What kinds of risks and sacrifices do our faithful promises require? When you face today, do you wonder how your life is threatened because of the good you’re setting out to do? Lots of people do. Are you in that number?
Faithful risk to fulfill our promises often means challenging the way things are. We have hunger, homelessness, slavery, epidemics, violent streets and violent homes, environmental pollution, dispossession, desperation, racism, sexism, classism, ageism, ableism and other forms of bigotry. In and amidst and at least in part because of many of these challenges, struggles, and sins many of us are busy making the best life we can, avoiding trouble as much as possible, even when trouble might be necessary to bring hope, help, and healing.
Losing our lives to save them is about letting go of the expectation or hope that our faithful promises do not ask more sacrifice from us than is comfortable for us. How are your faithful promises calling you to discomfort? When my heart hardens against particular people, eventually I will be reminded of my faithful promises and realize I have not been living into them. I pray then to be more generous than I want to be, to be more open-hearted than I find comfortable, to risk faithfully to live more fully into my promises. Those prayers help me sustain my commitment.
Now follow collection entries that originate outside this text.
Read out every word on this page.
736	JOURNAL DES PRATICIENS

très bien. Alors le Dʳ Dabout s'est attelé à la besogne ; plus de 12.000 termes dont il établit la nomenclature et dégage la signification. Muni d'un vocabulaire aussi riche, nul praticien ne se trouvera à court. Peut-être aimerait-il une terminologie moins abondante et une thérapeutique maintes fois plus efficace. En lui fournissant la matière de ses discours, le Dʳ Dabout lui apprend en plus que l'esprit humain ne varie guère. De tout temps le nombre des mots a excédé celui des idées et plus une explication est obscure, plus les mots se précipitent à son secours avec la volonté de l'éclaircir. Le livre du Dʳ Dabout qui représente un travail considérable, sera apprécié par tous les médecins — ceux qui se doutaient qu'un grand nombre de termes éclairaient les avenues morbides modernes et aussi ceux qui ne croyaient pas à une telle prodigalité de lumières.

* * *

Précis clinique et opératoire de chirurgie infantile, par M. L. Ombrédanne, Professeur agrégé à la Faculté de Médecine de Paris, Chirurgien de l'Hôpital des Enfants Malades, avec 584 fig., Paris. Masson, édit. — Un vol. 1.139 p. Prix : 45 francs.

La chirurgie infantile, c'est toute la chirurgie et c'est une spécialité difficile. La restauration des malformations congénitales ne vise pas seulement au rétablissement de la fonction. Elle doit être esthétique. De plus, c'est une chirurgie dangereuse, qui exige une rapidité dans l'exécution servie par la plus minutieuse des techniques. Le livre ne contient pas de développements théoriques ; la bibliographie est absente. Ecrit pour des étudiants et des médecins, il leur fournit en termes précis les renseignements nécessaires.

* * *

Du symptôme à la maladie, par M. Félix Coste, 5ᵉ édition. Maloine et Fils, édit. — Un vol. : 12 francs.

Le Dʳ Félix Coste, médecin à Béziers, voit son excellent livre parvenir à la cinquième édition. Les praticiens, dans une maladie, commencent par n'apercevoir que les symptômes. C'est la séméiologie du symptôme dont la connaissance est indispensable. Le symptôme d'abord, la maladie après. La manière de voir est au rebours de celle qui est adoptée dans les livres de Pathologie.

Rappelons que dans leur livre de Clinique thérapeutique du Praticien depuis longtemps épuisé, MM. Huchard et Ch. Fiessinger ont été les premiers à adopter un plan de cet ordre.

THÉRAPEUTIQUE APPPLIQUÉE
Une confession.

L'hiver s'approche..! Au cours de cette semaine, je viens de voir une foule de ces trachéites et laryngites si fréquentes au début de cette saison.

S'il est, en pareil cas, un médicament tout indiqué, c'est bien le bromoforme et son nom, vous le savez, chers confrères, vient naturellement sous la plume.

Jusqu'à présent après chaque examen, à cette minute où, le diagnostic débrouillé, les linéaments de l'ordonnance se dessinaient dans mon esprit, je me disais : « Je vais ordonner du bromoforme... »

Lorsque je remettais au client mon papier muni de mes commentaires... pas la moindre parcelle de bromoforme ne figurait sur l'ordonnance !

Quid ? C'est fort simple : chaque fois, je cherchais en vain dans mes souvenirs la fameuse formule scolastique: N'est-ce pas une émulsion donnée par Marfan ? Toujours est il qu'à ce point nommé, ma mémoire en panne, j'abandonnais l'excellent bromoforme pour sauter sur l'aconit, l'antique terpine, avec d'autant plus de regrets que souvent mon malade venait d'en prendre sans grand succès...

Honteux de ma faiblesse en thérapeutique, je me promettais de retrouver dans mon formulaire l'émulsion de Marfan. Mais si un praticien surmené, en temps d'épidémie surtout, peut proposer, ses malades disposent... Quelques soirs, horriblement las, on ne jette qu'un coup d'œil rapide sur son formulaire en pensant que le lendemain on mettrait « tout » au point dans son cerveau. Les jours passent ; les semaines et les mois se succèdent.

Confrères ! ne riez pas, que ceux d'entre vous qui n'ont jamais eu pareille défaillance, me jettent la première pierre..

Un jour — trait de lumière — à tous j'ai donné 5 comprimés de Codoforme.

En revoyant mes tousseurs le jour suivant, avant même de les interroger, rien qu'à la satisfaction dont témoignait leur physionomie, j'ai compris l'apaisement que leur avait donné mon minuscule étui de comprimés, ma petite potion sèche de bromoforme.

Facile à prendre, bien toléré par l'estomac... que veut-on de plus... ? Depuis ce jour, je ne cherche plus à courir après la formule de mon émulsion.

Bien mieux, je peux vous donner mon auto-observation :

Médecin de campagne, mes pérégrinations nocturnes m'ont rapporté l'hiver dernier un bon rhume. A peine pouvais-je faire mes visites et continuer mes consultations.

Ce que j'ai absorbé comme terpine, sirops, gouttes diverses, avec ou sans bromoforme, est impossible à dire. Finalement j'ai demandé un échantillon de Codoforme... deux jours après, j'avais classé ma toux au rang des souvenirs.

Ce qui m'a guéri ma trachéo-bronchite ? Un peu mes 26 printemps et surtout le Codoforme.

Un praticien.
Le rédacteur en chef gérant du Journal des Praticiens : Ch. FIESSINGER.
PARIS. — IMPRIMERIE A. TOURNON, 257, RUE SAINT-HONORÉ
Action follows, and the fear that goes with it.
Faithful risk and sacrifice are not easy, but they are often necessary to fulfill our promises and live into our covenant with the Holy.
How are your faithful promises calling you to discomfort?
What do you need to pray or meditate on to let go of or lean into to take the faithful risk to fulfill those promises?
What sacrificial and risky actions do you need to take to be faithful?
If you are practicing a Lenten discipline, ask yourself these questions and focus on the promise, the risk required, and your actions to risk faithfully, with one area a week in Lent.